La diversidad de ecosistemas en Chile es única. Desde el desierto hasta los bosques templados del sur de Chile y las estepas patagónicas, estos paisajes nos permiten apreciar paisajes únicos en el mundo. Sin embargo, esto también genera un desafío, particularmente en lo concerniente a la disponibilidad de agua. Si bien su escasez siempre se asocia a las regiones del norte de nuestro país, irónicamente también está ocurriendo en el sur, donde imaginamos verdes campos visitados por lluvias intensas de manera cotidiana. Poco a poco comienza a acumularse evidencia de los cambios drásticos en los ecosistemas, algo que va más allá del cambio climático per se. Entender cómo esos cambios los desatamos nosotros como seres humanos y cómo responden los ecosistemas a esas perturbaciones es el gran desafío actual.

En la isla grande de Chiloé, por ejemplo, la precipitación anual alcanza los 2000 mm, dato que elimina cualquier sospecha de escasez de agua.
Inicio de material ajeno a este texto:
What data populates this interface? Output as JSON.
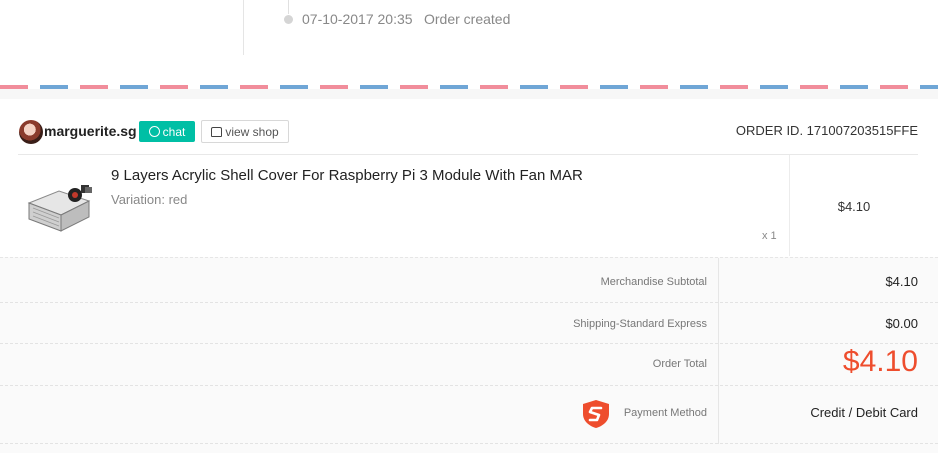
{
  "timeline": {
    "timestamp": "07-10-2017 20:35",
    "event": "Order created"
  },
  "shop": {
    "name": "marguerite.sg",
    "chat_label": "chat",
    "view_shop_label": "view shop",
    "order_id": "ORDER ID. 171007203515FFE"
  },
  "item": {
    "title": "9 Layers Acrylic Shell Cover For Raspberry Pi 3 Module With Fan MAR",
    "variation": "Variation: red",
    "quantity": "x 1",
    "price": "$4.10"
  },
  "totals": {
    "subtotal_label": "Merchandise Subtotal",
    "subtotal_value": "$4.10",
    "shipping_label": "Shipping-Standard Express",
    "shipping_value": "$0.00",
    "order_total_label": "Order Total",
    "order_total_value": "$4.10",
    "payment_label": "Payment Method",
    "payment_value": "Credit / Debit Card"
  },
  "colors": {
    "accent": "#ee4d2d",
    "chat": "#00bfa5",
    "airmail_red": "#f18d9b",
    "airmail_blue": "#6fa6d6"
  }
}
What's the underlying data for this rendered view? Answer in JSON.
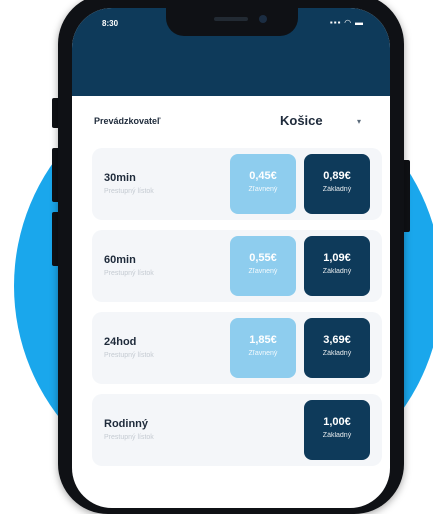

No obstante, el territorio vive una prolongada sequía que se extiende por más de 10 años1. Actualmente en la isla, en especial las comunidades rurales que se alimentan de pozos subterraneos, las poblaciones deben abastecerse por camiones aljibes financiados por las municipalidades locales. Este vital servicio se presta hoy en día desde mediados de primavera (septiembre/octubre) hasta principios de otoño (abril/mayo).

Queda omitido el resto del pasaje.